La véritable interrogation concerne, par conséquent, la campagne présidentielle. Inculpé, et même condamné, Donald Trump peut rester candidat. Ces démêlés avec la justice vont-ils, cependant, lui profiter ou, au contraire, le desservir ? L’ancien Président jouera naturellement dans un registre qu’il affectionne : se présenter en innocente victime d’une odieuse machination politique ourdie par des Démocrates incapables de lui barrer la route autrement. Dans cette logique, il peut avoir intérêt à faire traîner les choses et opter pour un procès aux allures de feuilleton médiatique qui lui garantira une visibilité optimale. Il semble néanmoins compliqué de mener de front deux combats : l’un devant les électeurs et l’autre devant les tribunaux. En d’autres mots, de coordonner une campagne électorale et une défense en justice.

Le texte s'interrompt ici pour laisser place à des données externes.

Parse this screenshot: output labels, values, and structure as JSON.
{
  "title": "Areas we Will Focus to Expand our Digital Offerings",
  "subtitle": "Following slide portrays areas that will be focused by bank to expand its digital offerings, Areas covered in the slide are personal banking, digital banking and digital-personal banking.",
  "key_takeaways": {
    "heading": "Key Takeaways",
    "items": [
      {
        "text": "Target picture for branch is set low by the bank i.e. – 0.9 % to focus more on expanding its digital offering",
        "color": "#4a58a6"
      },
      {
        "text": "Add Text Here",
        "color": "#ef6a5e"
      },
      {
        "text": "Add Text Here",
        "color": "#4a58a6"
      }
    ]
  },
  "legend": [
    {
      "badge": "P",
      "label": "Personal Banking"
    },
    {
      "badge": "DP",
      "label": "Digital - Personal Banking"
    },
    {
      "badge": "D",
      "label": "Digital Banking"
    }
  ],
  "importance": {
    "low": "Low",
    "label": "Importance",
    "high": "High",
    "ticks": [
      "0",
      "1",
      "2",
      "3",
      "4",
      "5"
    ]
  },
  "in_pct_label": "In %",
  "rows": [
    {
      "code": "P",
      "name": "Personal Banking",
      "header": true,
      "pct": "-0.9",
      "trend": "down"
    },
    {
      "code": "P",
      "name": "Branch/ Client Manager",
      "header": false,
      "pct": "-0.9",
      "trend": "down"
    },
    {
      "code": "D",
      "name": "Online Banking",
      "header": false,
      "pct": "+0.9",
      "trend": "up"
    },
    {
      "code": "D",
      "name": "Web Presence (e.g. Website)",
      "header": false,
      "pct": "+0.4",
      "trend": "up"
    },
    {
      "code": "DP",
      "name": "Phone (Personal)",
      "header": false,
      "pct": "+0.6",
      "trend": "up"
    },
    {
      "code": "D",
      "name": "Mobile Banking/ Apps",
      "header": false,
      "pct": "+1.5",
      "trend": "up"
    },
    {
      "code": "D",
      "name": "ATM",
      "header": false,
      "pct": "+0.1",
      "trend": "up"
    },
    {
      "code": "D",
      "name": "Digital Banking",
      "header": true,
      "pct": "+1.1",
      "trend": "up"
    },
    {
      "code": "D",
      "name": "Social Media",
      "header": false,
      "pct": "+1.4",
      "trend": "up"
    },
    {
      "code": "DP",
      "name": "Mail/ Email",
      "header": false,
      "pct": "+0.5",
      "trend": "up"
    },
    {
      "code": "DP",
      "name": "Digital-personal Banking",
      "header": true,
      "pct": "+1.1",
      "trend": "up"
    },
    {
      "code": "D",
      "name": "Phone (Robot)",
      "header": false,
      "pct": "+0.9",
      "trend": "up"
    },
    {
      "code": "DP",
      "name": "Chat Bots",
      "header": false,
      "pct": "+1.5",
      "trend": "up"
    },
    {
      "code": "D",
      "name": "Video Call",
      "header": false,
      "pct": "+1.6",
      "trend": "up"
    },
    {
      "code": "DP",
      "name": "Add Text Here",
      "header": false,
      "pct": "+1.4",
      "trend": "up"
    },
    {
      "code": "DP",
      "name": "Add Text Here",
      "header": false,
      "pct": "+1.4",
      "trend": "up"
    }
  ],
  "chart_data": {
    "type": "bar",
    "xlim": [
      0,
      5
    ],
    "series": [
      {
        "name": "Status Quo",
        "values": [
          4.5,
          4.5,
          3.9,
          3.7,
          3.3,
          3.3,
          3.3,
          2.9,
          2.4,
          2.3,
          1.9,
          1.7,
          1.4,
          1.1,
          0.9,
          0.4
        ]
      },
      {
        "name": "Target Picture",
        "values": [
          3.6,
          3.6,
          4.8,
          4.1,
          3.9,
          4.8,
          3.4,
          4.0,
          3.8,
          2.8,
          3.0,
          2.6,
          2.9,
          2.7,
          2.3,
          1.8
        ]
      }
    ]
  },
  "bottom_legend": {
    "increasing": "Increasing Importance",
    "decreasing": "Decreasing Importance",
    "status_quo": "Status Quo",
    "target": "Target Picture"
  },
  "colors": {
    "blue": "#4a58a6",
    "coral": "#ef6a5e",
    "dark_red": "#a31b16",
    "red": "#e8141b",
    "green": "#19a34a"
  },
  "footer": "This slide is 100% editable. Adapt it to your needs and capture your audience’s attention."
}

La stratégie, qui plus est, aurait sans doute bien fonctionné en 2016, ou même encore en 2020, mais Donald Trump doit désormais compter avec une indéniable lassitude à son égard, quand bien même il dispose toujours d’une solide base électorale. Une majorité d’Américains, à en croire les sondages, ne souhaite pas qu’il soit le prochain Président et ses rivaux républicains ne se priveront pas d’exploiter la situation. Il leur est facile aujourd’hui de dénoncer “une instrumentalisation de la justice” et d’afficher leur solidarité avec un homme que, pourtant, comme son ex-bras droit Mike Pence, ils détestent : c’est qu’il ne s’agit pas de heurter les inconditionnels de Trump et de s’aliéner leurs suffrages le jour où il sortira de la course. Mais, le moment venu, ils sauront tout aussi facilement se profiler en solution de rechange. Aussi le procès fait à Donald Trump semble-t-il devoir, en définitive, bénéficier aux Républicains plus qu’aux Démocrates, qui peuvent par ailleurs redouter un effet boomerang si les poursuites se révèlent peu crédibles ou non justifiées.